We can then just run this on a table consisting of the set of all possible assignments of the variables, but we can do slightly better than that by breaking the variables up as follows:

def enumerate_subsets(n):
    """Returns a 2^n x n table of all possible subsets of {0, ..., n - 1}"""
    numbers = np.arange(2**n, dtype=np.uint32)[:, np.newaxis]
    powers_of_two = 2 ** np.arange(n, dtype=np.uint32)
    return (numbers & powers_of_two) != 0


def concatenate_matrix_rows(matrix1, matrix2):
    """Return a matrix containing every concatenation of a row
    from each of its two source matrices."""
    m, n = matrix1.shape
    j, k = matrix2.shape

    reshaped1 = matrix1.reshape(m, 1, n).repeat(j, axis=1)

    reshaped2 = matrix2.reshape(1, j, k).repeat(m, axis=0)

    result = np.concatenate([reshaped1, reshaped2], axis=2).reshape(
        m * j, n + k
    )

    return result


def assignment_table_and_clauses(clauses, variables):
    """Returns a set of sub-clauses over `variables` such that
    an assignment of variables can be extended to an assignment
    for the whole set of clauses iff it satisfies those subclauses,
    together with an assignment table representing all valid assignments
    of the variables."""

    if len(variables) <= 8:
        sub_clauses = []
        table = enumerate_subsets(len(variables))
    else:
        # Solve the problem for two halves of the variables and then
        # merge the tables.
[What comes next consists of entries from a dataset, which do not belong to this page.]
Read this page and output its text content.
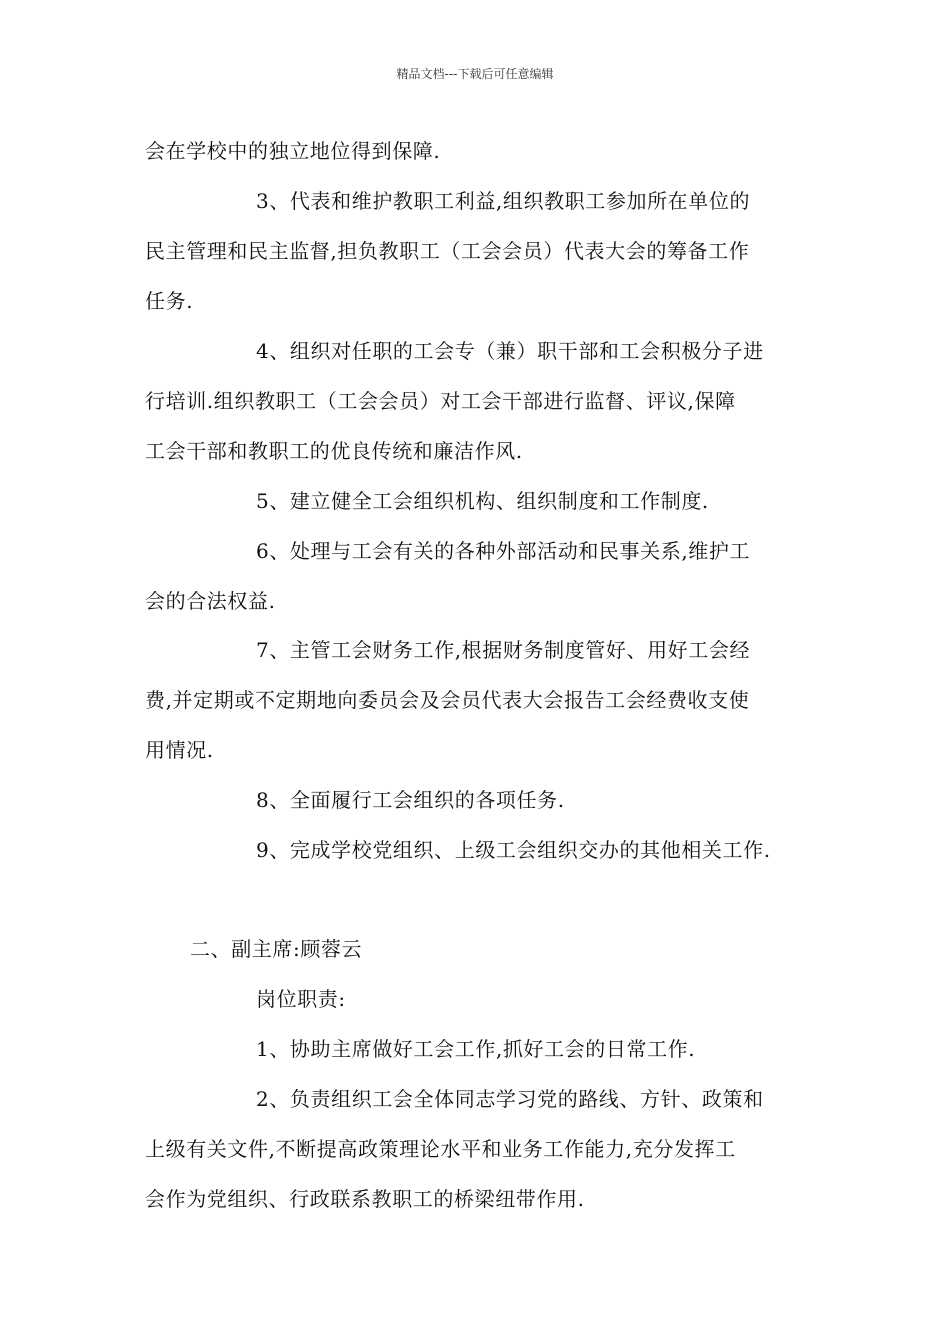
精品文档---下载后可任意编辑
会在学校中的独立地位得到保障.
3、代表和维护教职工利益,组织教职工参加所在单位的
民主管理和民主监督,担负教职工（工会会员）代表大会的筹备工作
任务.
4、组织对任职的工会专（兼）职干部和工会积极分子进
行培训.组织教职工（工会会员）对工会干部进行监督、评议,保障
工会干部和教职工的优良传统和廉洁作风.
5、建立健全工会组织机构、组织制度和工作制度.
6、处理与工会有关的各种外部活动和民事关系,维护工
会的合法权益.
7、主管工会财务工作,根据财务制度管好、用好工会经
费,并定期或不定期地向委员会及会员代表大会报告工会经费收支使
用情况.
8、全面履行工会组织的各项任务.
9、完成学校党组织、上级工会组织交办的其他相关工作.
二、副主席:顾蓉云
岗位职责:
1、协助主席做好工会工作,抓好工会的日常工作.
2、负责组织工会全体同志学习党的路线、方针、政策和
上级有关文件,不断提高政策理论水平和业务工作能力,充分发挥工
会作为党组织、行政联系教职工的桥梁纽带作用.
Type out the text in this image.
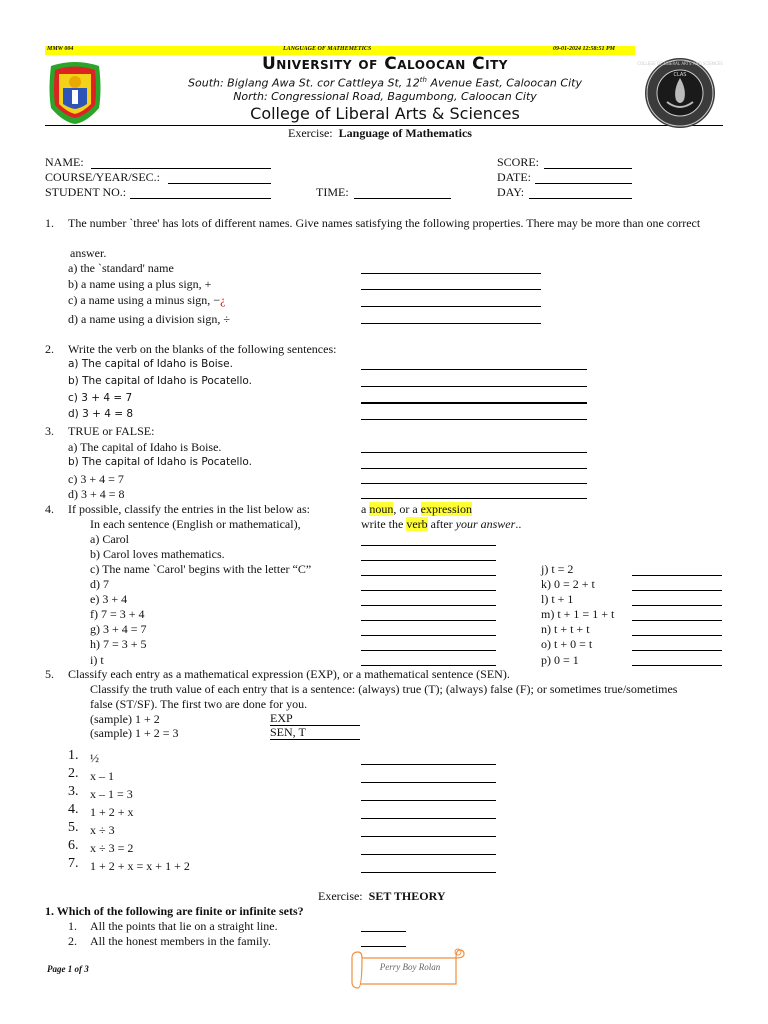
MMW 004	LANGUAGE OF MATHEMETICS	09-01-2024 12:58:51 PM
University of Caloocan City
South: Biglang Awa St. cor Cattleya St, 12th Avenue East, Caloocan City
North: Congressional Road, Bagumbong, Caloocan City
College of Liberal Arts & Sciences
CLAS
COLLEGE OF LIBERAL ARTS AND SCIENCES
Exercise: Language of Mathematics
NAME:
COURSE/YEAR/SEC.:
STUDENT NO.:	TIME:
SCORE:
DATE:
DAY:
1. The number `three' has lots of different names. Give names satisfying the following properties. There may be more than one correct
answer.
a) the `standard' name
b) a name using a plus sign, +
c) a name using a minus sign, −¿
d) a name using a division sign, ÷
2. Write the verb on the blanks of the following sentences:
a) The capital of Idaho is Boise.
b) The capital of Idaho is Pocatello.
c) 3 + 4 = 7
d) 3 + 4 = 8
3. TRUE or FALSE:
a) The capital of Idaho is Boise.
b) The capital of Idaho is Pocatello.
c) 3 + 4 = 7
d) 3 + 4 = 8
4. If possible, classify the entries in the list below as:	a noun, or a expression
In each sentence (English or mathematical),	write the verb after your answer..
a) Carol
b) Carol loves mathematics.
c) The name `Carol' begins with the letter “C”
d) 7
e) 3 + 4
f) 7 = 3 + 4
g) 3 + 4 = 7
h) 7 = 3 + 5
i) t
j) t = 2
k) 0 = 2 + t
l) t + 1
m) t + 1 = 1 + t
n) t + t + t
o) t + 0 = t
p) 0 = 1
5. Classify each entry as a mathematical expression (EXP), or a mathematical sentence (SEN).
Classify the truth value of each entry that is a sentence: (always) true (T); (always) false (F); or sometimes true/sometimes
false (ST/SF). The first two are done for you.
(sample) 1 + 2	EXP
(sample) 1 + 2 = 3	SEN, T
1. ½
2. x – 1
3. x – 1 = 3
4. 1 + 2 + x
5. x ÷ 3
6. x ÷ 3 = 2
7. 1 + 2 + x = x + 1 + 2
Exercise: SET THEORY
1. Which of the following are finite or infinite sets?
1. All the points that lie on a straight line.
2. All the honest members in the family.
Page 1 of 3	Perry Boy Rolan
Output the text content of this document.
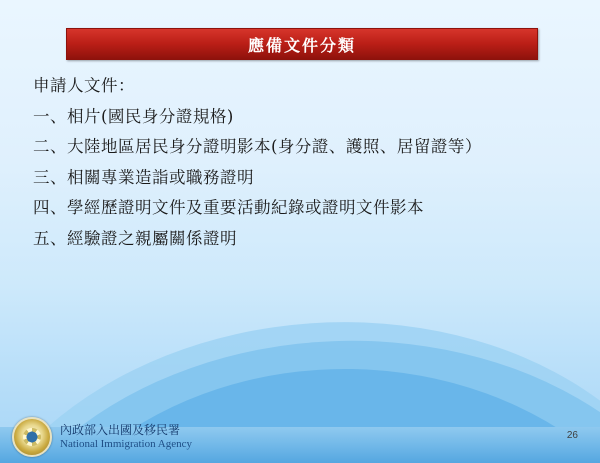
應備文件分類
申請人文件：
一、相片(國民身分證規格)
二、大陸地區居民身分證明影本(身分證、護照、居留證等）
三、相關專業造詣或職務證明
四、學經歷證明文件及重要活動紀錄或證明文件影本
五、經驗證之親屬關係證明
內政部入出國及移民署
National Immigration Agency
26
NB: If we had a reliable heuristic for
        # grouping variables together that have a lot of influence
        # on each other we should probably use it here. e.g. it probably
        # makes sense to group variables in the same clause together.
        split = len(variables) // 2
        sub_clauses_left, table_left = assignment_table_and_clauses(
            clauses, variables[:split]
        )
        sub_clauses_right, table_right = assignment_table_and_clauses(
            clauses, variables[split:]
        )
        sub_clauses = cub_clauses_left + sub_clauses_right
        table = concatenate_matrix_rows(table_left, table_right)

    new_clauses, table = refine_assignment_table(clauses, variables, table)
    return sub_clauses + new_clauses, table

When there are subsets of the variables that also have fairly restricted assignments, working out their possible assignments first means that you can do a little better than exponential. If those subsets end up being mostly unconstrained you at least don’t do worse.

Now, obviously this is all still exponential in the worst case, and the worst case is actually pretty common, but it’s fast enough that it significantly improves what I thought was the number of variables that it was reasonable to expect this sort of thing to work on - in my current experiments it seems to work pretty well with sets of up to about 16-20 variables (16 is fast, 20 is tractable) in a SAT problem of high hundreds of variables. This isn’t huge, but it’s still a useful boundary to have pushed up a bit.